I am reading What If by Hernan and Robins. In Section 2, the definition of conditional exchangeability is given as $$Y^a \perp A | L, $$ where $\perp$ means conditional independent.
In other words, this means $P(Y^a| A = 1, L = 1) = P(Y^a| A = 0, L = 1)$, i.e. $Y^a \perp A | L=1$ for all $a$; and $P(Y^a| A = 1, L = 0) = P(Y^a| A = 0, L = 0)$, i.e. $Y^a \perp A | L=0$ for all $a$.
In plain English, it means that in the subset $L=1$, the treated and the untreated are exchangeable because the treated had they remained untreated, would have experienced the same average outcome as the untreated did, and vice versa.
However, what confused me is that in the same section, the author keep mentioning the conditional probability of receiving every value of treatment depends only on measured covariates $L$, which I think is also exchangeability.
For example, if the only outcome predictor that is unequally distributed between the treated and the untreated is $L$, then conditional exchangeability $Y^a \perp A | L$ holds and standardization or IP weighting can be used to identify the causal effect.
On the other hand, if, say, $S$ is another outcome predictor that is unequally distributed between the treated and the untreated - in the stratum $L=1$, there is lower proportion of treated ones with $S=1$ and higher proportion of untreated ones with $S=1$, then $Y^a \perp A | L=1$ does not hold.
To restate my question: let's denote
$Y^a \perp A | L$. In more detail, $P(Y^a| A = 1, L = 1) = P(Y^a| A = 0, L = 1)$, i.e. $Y^a \perp A | L=1$ for all $a$; and $P(Y^a| A = 1, L = 0) = P(Y^a| A = 0, L = 0)$, i.e. $Y^a \perp A | L=0$ for all $a$
$\forall T\ne L, P(T=1|A=1, L=1) = P(T=1|A=0, L=1)$. In plain English, this says for all risk factor (predictor of the outcome) other than $L$ such that within stratum $L=1$, the distribution of $T$ is the same between treated and untreated; similar statement holds within stratum $L=0$.
I want to ask is this correct - 1. $\iff$ 2. $\iff$ the concept of conditional exchangeability the author introduced.
PS. If you have suggestion on the title of this problem, please advice.
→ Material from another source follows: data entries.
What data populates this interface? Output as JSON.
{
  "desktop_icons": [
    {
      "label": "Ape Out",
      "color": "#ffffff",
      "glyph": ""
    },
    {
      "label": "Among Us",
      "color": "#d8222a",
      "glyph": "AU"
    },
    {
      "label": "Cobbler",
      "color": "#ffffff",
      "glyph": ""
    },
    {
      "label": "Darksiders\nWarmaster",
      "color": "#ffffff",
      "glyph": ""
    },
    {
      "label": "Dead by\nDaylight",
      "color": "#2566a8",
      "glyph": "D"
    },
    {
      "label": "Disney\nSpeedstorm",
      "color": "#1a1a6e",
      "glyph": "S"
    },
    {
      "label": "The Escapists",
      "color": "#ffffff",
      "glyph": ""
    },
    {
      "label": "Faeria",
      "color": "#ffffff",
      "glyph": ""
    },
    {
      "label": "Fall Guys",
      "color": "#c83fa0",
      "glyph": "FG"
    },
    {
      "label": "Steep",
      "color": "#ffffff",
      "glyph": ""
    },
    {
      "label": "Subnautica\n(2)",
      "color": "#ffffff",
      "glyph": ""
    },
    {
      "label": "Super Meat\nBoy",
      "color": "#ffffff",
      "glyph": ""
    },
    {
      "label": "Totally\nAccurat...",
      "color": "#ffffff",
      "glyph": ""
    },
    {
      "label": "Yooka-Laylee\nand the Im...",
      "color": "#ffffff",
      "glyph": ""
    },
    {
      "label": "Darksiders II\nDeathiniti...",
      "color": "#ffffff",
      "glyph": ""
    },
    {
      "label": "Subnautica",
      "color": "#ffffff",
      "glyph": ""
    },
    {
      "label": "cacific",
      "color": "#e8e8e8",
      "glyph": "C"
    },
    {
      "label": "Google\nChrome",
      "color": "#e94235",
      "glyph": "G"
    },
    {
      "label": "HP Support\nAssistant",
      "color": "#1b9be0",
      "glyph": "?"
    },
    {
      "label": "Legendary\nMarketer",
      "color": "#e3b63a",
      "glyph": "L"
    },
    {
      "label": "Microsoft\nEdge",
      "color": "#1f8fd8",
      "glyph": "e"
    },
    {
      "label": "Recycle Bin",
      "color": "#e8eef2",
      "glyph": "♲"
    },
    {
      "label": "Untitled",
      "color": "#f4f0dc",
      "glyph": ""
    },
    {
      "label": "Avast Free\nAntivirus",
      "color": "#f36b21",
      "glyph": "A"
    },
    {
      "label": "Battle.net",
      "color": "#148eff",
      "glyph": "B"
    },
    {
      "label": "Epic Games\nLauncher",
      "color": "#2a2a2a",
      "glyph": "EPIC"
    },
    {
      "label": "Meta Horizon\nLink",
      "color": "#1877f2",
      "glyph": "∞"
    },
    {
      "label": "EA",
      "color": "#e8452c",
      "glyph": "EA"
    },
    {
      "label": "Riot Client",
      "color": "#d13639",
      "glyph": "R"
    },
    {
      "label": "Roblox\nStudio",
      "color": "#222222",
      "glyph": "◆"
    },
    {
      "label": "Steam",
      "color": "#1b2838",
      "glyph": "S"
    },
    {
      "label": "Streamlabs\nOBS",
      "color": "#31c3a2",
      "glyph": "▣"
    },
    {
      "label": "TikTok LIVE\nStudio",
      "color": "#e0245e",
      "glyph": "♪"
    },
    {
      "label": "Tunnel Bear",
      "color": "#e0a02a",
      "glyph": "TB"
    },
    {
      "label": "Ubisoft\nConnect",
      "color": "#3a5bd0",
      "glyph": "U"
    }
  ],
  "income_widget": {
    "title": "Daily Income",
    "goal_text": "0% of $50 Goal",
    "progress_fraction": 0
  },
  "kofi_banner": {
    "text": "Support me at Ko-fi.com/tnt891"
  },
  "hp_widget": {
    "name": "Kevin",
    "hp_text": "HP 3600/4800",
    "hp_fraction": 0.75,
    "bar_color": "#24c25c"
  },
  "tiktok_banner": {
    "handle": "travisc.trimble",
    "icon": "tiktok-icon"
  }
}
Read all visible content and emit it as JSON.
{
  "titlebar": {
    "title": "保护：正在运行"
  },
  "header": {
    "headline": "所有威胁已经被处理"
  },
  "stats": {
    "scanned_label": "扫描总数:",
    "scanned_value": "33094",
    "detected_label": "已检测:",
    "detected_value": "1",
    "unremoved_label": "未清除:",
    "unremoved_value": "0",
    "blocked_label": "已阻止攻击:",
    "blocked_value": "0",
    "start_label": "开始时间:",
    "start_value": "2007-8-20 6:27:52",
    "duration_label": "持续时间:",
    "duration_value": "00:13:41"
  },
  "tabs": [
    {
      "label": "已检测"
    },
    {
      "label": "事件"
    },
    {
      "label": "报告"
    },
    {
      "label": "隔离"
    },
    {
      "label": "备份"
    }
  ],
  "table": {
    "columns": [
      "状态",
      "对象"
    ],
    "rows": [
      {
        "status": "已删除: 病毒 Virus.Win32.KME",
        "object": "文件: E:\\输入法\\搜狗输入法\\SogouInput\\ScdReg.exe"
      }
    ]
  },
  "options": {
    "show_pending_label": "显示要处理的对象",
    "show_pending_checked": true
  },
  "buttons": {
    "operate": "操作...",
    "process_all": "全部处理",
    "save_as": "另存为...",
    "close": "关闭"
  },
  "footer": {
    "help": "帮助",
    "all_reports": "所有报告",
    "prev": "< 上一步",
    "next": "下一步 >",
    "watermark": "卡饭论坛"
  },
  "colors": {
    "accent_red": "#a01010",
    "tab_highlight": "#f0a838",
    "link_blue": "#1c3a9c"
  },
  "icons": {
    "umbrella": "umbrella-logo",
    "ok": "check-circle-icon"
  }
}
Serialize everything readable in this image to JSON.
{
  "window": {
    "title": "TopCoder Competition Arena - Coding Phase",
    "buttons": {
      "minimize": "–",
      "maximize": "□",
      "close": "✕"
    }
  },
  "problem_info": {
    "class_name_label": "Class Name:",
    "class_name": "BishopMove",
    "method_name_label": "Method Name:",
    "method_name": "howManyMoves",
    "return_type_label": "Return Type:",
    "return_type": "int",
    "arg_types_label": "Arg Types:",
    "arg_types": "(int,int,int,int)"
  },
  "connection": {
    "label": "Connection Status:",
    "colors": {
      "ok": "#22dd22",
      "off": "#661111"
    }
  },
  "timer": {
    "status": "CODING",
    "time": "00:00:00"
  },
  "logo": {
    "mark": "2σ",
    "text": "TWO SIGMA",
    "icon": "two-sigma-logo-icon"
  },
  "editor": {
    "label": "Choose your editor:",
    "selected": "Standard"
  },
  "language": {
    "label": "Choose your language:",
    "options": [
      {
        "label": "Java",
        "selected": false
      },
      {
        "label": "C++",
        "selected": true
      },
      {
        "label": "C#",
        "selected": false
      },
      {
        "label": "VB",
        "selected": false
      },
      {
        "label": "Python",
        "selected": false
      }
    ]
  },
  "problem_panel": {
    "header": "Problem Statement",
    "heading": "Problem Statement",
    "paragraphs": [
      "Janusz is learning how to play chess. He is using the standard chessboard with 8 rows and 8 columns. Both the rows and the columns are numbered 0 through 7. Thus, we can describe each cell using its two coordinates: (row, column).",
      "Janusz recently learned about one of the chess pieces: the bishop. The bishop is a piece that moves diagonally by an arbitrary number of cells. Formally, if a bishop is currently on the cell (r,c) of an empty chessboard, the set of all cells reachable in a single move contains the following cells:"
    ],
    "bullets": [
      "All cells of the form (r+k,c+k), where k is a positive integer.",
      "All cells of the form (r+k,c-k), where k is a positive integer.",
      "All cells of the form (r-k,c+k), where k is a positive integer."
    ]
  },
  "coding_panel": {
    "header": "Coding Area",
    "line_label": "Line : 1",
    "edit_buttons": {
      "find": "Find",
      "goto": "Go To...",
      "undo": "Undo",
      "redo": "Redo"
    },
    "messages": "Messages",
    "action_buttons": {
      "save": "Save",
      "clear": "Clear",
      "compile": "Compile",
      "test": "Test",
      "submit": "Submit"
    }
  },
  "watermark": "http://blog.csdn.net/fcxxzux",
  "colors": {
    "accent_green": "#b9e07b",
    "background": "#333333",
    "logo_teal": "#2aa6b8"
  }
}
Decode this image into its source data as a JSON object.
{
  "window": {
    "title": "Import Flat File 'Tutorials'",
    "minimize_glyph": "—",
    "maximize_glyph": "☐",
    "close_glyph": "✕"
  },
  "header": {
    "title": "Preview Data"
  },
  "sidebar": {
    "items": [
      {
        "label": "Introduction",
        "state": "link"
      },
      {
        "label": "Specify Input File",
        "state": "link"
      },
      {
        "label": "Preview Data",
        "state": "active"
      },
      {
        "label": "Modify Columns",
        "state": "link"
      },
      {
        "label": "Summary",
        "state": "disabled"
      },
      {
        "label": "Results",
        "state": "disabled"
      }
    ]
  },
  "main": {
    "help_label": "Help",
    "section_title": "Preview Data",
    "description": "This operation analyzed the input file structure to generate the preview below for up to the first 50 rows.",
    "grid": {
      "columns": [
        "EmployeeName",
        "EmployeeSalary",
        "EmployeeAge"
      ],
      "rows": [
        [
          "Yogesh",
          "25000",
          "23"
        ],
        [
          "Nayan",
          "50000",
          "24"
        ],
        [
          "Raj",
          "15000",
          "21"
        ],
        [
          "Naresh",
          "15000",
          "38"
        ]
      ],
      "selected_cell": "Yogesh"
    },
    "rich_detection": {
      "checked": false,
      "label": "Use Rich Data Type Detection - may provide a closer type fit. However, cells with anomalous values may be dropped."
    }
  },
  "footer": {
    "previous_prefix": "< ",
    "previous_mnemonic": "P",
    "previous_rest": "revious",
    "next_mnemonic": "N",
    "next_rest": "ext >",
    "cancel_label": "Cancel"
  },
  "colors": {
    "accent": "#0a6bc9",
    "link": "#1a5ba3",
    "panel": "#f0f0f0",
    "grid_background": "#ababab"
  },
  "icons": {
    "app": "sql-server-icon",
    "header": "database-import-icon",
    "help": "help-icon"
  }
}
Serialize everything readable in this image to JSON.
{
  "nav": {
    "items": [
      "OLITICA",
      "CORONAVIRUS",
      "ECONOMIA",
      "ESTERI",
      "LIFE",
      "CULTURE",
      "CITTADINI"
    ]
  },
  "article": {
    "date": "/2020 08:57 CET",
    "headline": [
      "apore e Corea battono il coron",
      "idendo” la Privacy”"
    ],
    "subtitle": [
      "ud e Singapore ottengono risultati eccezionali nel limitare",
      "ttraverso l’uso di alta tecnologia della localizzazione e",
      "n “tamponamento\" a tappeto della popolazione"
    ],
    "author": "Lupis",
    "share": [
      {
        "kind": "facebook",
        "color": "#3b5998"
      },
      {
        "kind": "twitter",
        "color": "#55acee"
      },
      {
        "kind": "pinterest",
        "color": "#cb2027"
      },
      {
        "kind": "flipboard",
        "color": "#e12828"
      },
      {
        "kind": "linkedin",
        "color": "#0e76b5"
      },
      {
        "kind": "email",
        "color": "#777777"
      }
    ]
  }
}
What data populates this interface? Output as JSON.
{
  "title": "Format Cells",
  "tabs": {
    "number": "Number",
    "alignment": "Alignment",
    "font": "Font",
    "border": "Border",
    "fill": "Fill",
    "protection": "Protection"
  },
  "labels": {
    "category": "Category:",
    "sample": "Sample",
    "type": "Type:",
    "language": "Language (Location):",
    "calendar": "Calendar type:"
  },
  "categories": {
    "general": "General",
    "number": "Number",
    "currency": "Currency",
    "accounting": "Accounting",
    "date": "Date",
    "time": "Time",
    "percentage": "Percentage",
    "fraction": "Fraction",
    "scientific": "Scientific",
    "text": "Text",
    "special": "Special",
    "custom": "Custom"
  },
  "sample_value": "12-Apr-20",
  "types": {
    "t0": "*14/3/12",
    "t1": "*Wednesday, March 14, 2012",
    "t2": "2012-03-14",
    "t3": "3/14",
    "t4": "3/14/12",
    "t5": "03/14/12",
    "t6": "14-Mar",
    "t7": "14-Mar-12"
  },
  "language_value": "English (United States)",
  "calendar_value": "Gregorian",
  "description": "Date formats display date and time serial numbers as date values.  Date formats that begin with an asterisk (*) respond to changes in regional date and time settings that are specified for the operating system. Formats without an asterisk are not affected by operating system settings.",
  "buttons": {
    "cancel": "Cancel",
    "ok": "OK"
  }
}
Thanks!
Here is my answer: the treatment was randomly assigned to individuals in the group $L=0$ is equivalent with $Y^a \perp A | L=0$; similarly, the treatment was randomly assigned to individuals in the group $L=1$ is equivalent with $Y^a \perp A | L=1$. Therefore, 1. and 2. are if and only if relationship.
Suppose $S=1$ represents the person is a smoker, and $S=0$ is a nonsmoker. Within the group $L=0$, if we look at the treated people, and found there are 10% smokers, while there are 80% smoker among untreated people, then in this case 2. is violated.
Note $S$ is a risk factor, i.e. some predictor for the outcome. To that end, had the group of people who are $L=0$, $A=1$ not received any treatment, their risk of death would be differently from the one calculated from the group of people who actually did not receive any treatment; similarly, had the group of people who are $L=0$, $A=0$ received treatment, their risk of death would be differently from the one calculated from the group of people who actually did receive treatment. We can write mathematically that
$$P(Y^a | A=1, L=0) \ne P(Y^a | A=1, L=0),$$
which is exactly saying that $Y^a \not\perp A | L=0$.
One can argue the other direction using similar logic.